Sunday, October 29, 2006

Notification & Consent Laws Reduce Teen Risks

A Florida State University news article 'Abortion notification, consent laws reduce risky teen sex' referenced a study whose results lend support to those advocating the passage of parental consent laws as a means of reducing risky sexual behavior. From the cited article:

"Jonathan Klick, the Jeffrey A. Stoops Professor of Law, and Thomas Stratmann, professor of economics at George Mason University, came to that conclusion after they looked at the rates of gonorrhea among teenage girls as a measure of risky sex in connection to the parental notification or consent laws that were in effect at the time.

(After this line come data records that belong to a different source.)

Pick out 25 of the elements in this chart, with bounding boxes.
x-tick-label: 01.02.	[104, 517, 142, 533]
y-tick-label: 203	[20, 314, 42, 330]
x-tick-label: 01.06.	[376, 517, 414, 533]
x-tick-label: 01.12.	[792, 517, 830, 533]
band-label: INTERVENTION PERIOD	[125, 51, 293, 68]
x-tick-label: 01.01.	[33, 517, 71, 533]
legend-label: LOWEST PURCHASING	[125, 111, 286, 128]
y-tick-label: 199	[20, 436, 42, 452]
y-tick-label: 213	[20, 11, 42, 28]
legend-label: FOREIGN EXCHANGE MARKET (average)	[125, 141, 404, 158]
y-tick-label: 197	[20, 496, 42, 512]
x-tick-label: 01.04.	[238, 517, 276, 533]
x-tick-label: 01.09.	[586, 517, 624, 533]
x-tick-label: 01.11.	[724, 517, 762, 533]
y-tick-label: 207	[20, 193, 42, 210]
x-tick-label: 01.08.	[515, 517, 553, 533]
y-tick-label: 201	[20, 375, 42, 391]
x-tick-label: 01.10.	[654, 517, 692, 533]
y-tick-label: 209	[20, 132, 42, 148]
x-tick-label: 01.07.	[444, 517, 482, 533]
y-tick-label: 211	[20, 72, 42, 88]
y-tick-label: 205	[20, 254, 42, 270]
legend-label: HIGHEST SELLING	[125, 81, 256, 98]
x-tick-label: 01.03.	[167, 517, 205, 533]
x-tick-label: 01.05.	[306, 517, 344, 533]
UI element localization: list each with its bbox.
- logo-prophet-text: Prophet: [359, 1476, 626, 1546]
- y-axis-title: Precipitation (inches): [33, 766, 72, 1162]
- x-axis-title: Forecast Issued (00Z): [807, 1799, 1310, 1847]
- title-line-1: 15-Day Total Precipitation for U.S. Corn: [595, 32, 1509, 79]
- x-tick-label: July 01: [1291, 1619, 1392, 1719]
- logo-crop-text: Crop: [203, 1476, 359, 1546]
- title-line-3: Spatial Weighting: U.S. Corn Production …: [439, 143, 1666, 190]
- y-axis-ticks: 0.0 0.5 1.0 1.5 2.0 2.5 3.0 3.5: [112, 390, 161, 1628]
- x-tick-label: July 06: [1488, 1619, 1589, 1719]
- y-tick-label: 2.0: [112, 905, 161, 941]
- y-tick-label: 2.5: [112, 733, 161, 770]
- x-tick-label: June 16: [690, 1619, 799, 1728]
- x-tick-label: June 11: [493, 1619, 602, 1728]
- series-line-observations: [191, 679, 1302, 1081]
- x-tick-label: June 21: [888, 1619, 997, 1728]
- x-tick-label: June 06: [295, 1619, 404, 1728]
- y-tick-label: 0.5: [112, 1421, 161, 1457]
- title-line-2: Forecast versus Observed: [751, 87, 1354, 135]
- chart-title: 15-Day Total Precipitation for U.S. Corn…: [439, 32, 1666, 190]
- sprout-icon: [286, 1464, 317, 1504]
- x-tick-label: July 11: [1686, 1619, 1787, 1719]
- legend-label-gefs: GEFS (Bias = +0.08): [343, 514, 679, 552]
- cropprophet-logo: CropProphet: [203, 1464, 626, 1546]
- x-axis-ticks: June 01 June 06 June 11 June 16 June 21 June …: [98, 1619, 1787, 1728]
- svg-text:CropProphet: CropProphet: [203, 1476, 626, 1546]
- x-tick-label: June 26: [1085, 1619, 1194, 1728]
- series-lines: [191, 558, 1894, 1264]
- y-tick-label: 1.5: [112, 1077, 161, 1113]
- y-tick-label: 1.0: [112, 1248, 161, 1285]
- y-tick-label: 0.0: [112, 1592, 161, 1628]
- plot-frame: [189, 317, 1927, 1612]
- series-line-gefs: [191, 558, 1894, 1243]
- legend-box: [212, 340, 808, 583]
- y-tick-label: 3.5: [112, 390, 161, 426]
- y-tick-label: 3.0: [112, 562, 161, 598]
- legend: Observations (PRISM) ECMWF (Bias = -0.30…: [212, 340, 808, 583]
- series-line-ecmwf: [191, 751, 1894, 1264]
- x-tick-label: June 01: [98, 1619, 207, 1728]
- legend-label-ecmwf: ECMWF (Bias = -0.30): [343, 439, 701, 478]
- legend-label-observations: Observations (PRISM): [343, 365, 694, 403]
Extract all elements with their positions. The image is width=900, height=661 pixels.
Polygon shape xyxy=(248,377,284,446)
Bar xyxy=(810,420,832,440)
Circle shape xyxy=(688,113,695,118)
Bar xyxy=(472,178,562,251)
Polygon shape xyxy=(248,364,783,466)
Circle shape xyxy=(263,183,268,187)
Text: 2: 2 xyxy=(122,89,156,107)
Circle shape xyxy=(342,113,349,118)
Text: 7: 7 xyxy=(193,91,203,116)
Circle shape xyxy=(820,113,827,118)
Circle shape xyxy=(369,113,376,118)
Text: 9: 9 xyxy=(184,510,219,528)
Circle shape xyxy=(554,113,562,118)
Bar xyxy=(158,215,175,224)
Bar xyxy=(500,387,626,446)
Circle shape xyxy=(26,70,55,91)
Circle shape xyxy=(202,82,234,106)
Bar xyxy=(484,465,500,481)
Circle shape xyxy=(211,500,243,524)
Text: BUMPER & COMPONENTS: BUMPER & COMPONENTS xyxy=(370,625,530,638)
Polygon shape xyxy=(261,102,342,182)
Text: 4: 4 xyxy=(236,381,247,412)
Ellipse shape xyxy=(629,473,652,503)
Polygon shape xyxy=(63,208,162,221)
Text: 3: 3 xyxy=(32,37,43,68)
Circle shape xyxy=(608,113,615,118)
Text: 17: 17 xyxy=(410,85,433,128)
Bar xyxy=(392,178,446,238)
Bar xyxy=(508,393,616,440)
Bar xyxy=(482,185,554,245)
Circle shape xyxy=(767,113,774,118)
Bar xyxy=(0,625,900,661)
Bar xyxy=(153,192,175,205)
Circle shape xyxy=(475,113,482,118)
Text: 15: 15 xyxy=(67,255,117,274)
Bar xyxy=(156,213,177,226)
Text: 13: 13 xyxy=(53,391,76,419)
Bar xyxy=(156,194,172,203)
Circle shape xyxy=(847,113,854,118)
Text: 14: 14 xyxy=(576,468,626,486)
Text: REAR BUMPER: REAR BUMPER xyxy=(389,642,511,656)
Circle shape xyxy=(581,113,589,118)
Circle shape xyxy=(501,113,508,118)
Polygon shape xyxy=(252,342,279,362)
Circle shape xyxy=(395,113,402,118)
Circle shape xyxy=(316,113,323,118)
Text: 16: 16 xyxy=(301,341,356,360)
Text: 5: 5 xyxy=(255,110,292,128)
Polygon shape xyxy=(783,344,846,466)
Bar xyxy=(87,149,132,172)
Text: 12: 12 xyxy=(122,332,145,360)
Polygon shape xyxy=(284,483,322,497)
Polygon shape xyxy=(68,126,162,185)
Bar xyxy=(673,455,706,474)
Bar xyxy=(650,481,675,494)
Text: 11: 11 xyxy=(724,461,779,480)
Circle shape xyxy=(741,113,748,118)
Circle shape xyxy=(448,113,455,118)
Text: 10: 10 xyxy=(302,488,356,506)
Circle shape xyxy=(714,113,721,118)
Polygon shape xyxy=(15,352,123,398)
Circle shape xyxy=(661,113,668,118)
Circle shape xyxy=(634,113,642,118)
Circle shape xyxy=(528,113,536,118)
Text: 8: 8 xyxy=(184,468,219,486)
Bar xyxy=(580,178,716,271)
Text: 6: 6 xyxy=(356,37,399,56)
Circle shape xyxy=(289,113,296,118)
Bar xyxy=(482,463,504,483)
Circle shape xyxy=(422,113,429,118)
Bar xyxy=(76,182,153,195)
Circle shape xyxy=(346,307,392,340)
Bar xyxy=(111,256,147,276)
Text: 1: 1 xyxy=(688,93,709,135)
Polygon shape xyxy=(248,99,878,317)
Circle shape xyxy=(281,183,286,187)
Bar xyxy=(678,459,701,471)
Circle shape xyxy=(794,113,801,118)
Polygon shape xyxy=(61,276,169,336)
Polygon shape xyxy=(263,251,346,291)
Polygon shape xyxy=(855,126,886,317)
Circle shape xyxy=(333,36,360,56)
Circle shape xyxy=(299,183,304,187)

The researchers found that teen gonorrhea rates dropped by an average of 20 percent for Hispanic girls and 12 percent for white girls in states where parental notification laws were in effect. The results were not statistically significant for black girls. The study will be published in an upcoming edition of The Journal of Law Economics and Organization.

"Incentives matter," Klick said. "They matter even in activities as primal as sex, and they matter even among teenagers, who are conventionally thought to be short-sighted. If the expected costs of risky sex are raised, teens will substitute less risky activities such as protected sex or abstinence."

In this case, the incentive for teens is to avoid having to tell their parents about a pregnancy by substituting less risky sex activities. In doing so, the researchers say, the rates of gonorrhea among girls under the age of 20 went down."